Hancı masanın üstüne biraları koydu, çerezi koydu, istenmediği halde şarabı koydu, kadehleri koydu, gülümseyişini koydu, haşlanmış yumurta, ekmek, karabiber ve tarçını koydu, masa da masaymış; bana mısın demedi, hancı koydukça koyuyordu. 4 silahşör gibi dizilmiş, muratları lafın buraya gelişinden belli, ikisinin nâmı henüz geçmemiş, bu 4 cengaverin az saşlı, keçi sakallı, en merhametli, sarı bıyıklı olanı, nâmını kendi versin, kalan cengaver ise aleksi diye bilinir. Aleksi bey huzursuz etrafı izlemektedir.

***

İyi mi ettik kötü mü bilinmez. Tanıttık ya size masanın başındakileri, çok mu söyledik, sırları ifşa mı ettik bilinmez. Doğruluk yeminimiz yok, kim bilir. Belki hiçbiri anlatıldığı gibi değil ve daha da vahimi belki hiçbiri kendinde değil.

***

Bi şey yapmalı! Kimse artık 16’sında değil, yolun ortası kayıp, insanım dersin, kanıt beklenir. Mevzu derin: varoluş, mutsuzluk ve müzik. Masanın başında edilen ilk söz gerdi biraz ortamı. Kötü bir şakaydı zahir, o kötü şakadan da çok hikaye çıkar. Kadınsız bir masaydı bu, 4 farklı hatta iyi bilinen başkalarıyla belki 9 farklı varoluş biçimi anlatılabilinirdi o masada ama kadınca olanı anlatılamazdı. 9 farklı mutsuzluk tanımlanabilirdi ve bu mutsuzluklar kadınlarla ilgili olabilirdi ama hiçbiri kadınca olamazdı. Belki hancıdan şarabı istedikten sonra masanın bulunduğu hanın içine dönüp o masaya gelmek isteyecek bir kadın olup olmadığı oradaki kadınlara sorulmalıydı. Ama öyle olmadı.

“To be”, “to become”, “to exist”, “to expose” ve “to express”: bu fiillerin türkçe karşılıkları çokça kez bulunmaya çalışılacak, bu fiiller yerli yersiz çokça kullanılacak, “to” ilgeçinin sağlamış olduğu amaç belirtme hali doğrultusunda bu fiiller, masada amaç haline de gelecekti.

***

Ulan cin olmadan adam çarpmaya mı kaltık acaba. İçim içimi kemiriyor, ya bu masada konuşulanlar kayda alınıyorsa.
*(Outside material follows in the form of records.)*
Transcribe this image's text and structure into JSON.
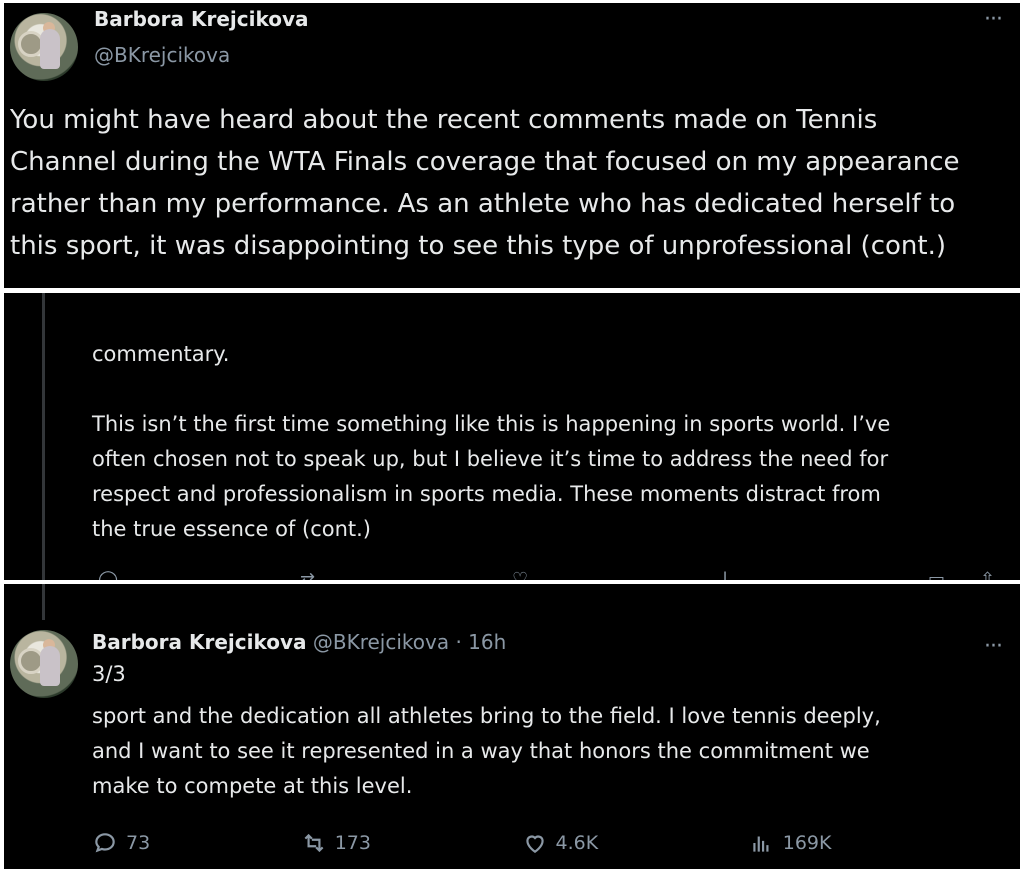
{
  "tweet1": {
    "name": "Barbora Krejcikova",
    "handle": "@BKrejcikova",
    "more": "···",
    "text": "You might have heard about the recent comments made on Tennis\nChannel during the WTA Finals coverage that focused on my appearance\nrather than my performance. As an athlete who has dedicated herself to\nthis sport, it was disappointing to see this type of unprofessional (cont.)"
  },
  "tweet2": {
    "text": "commentary.\n\nThis isn’t the first time something like this is happening in sports world. I’ve\noften chosen not to speak up, but I believe it’s time to address the need for\nrespect and professionalism in sports media. These moments distract from\nthe true essence of (cont.)"
  },
  "tweet3": {
    "name": "Barbora Krejcikova",
    "handle_time": "@BKrejcikova · 16h",
    "more": "···",
    "count": "3/3",
    "text": "sport and the dedication all athletes bring to the field. I love tennis deeply,\nand I want to see it represented in a way that honors the commitment we\nmake to compete at this level.",
    "actions": {
      "replies": "73",
      "reposts": "173",
      "likes": "4.6K",
      "views": "169K"
    },
    "icons": [
      "reply-icon",
      "repost-icon",
      "like-icon",
      "views-icon",
      "bookmark-icon",
      "share-icon"
    ]
  },
  "colors": {
    "background": "#000000",
    "text": "#e7e9ea",
    "secondary": "#8b98a5",
    "divider": "#ffffff"
  }
}
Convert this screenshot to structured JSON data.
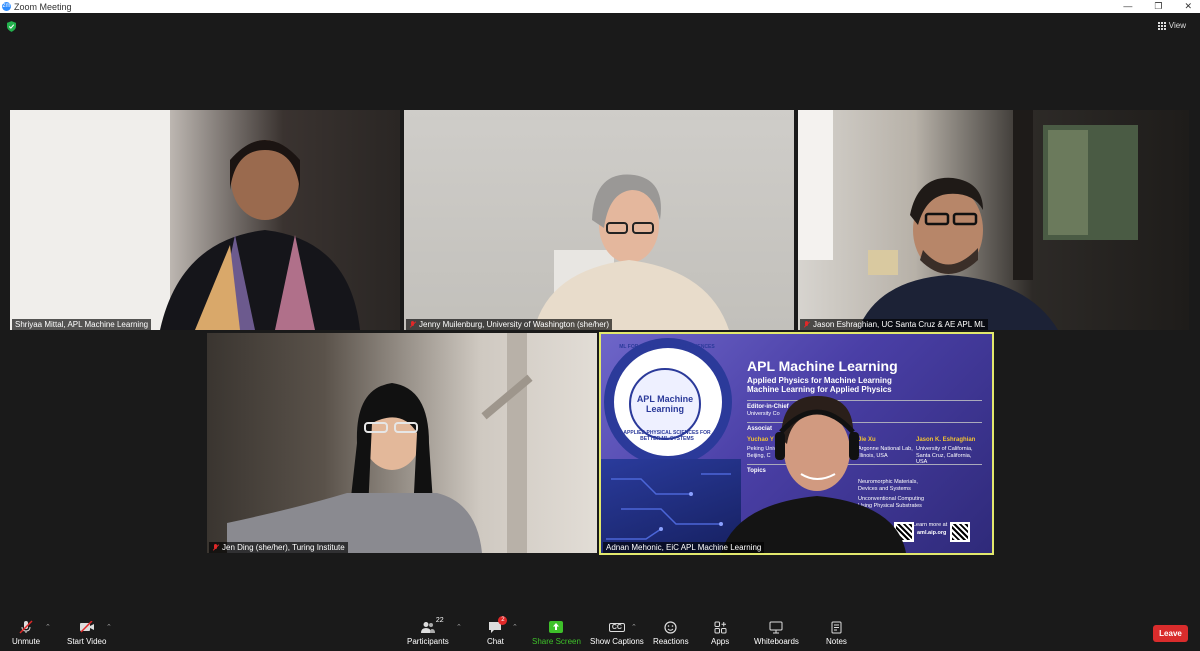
{
  "window": {
    "title": "Zoom Meeting",
    "app_icon_text": "zm"
  },
  "header": {
    "view_label": "View"
  },
  "participants": [
    {
      "name": "Shriyaa Mittal, APL Machine Learning",
      "muted": false
    },
    {
      "name": "Jenny Muilenburg, University of Washington (she/her)",
      "muted": true
    },
    {
      "name": "Jason Eshraghian, UC Santa Cruz & AE APL ML",
      "muted": true
    },
    {
      "name": "Jen Ding (she/her), Turing Institute",
      "muted": true
    },
    {
      "name": "Adnan Mehonic, EiC APL Machine Learning",
      "muted": false,
      "active_speaker": true
    }
  ],
  "slide": {
    "circle_top": "ML FOR APPLIED PHYSICAL SCIENCES",
    "circle_inner": "APL Machine Learning",
    "circle_bottom": "APPLIED PHYSICAL SCIENCES FOR BETTER ML SYSTEMS",
    "title": "APL Machine Learning",
    "subtitle_1": "Applied Physics for Machine Learning",
    "subtitle_2": "Machine Learning for Applied Physics",
    "editor_label": "Editor-in-Chief",
    "editor_org": "University Co",
    "associate_label": "Associat",
    "assoc_1_name": "Yuchao Y",
    "assoc_1_org": "Peking Univ Beijing, C",
    "assoc_2_name": "Jie Xu",
    "assoc_2_org": "Argonne National Lab, Illinois, USA",
    "assoc_3_name": "Jason K. Eshraghian",
    "assoc_3_org": "University of California, Santa Cruz, California, USA",
    "topics_label": "Topics",
    "topic_1": "Neuromorphic Materials, Devices and Systems",
    "topic_2": "Unconventional Computing Using Physical Substrates",
    "learn_more": "Learn more at",
    "url": "aml.aip.org"
  },
  "toolbar": {
    "unmute": "Unmute",
    "start_video": "Start Video",
    "participants": "Participants",
    "participants_count": "22",
    "chat": "Chat",
    "chat_badge": "2",
    "share_screen": "Share Screen",
    "show_captions": "Show Captions",
    "captions_icon_text": "CC",
    "reactions": "Reactions",
    "apps": "Apps",
    "whiteboards": "Whiteboards",
    "notes": "Notes",
    "leave": "Leave"
  },
  "colors": {
    "share_green": "#3ec12a",
    "leave_red": "#d92c2c",
    "speaker_outline": "#e2e86d"
  }
}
Ya bir gün bir yerde karşımıza çıkverirse ne yaparız. Nasıl açıklarız?

***

-hafız, o değil de insanlar nasıl hikayelerden hoşlanır acaba?

-güldürürken düşündürüp, düşündürüken de düdükleyenlerden olabilir.

-ne dersin benjamin?

-kanga, aslında mutlu değilim ama yasaklıyorum size bunu söylemeyi.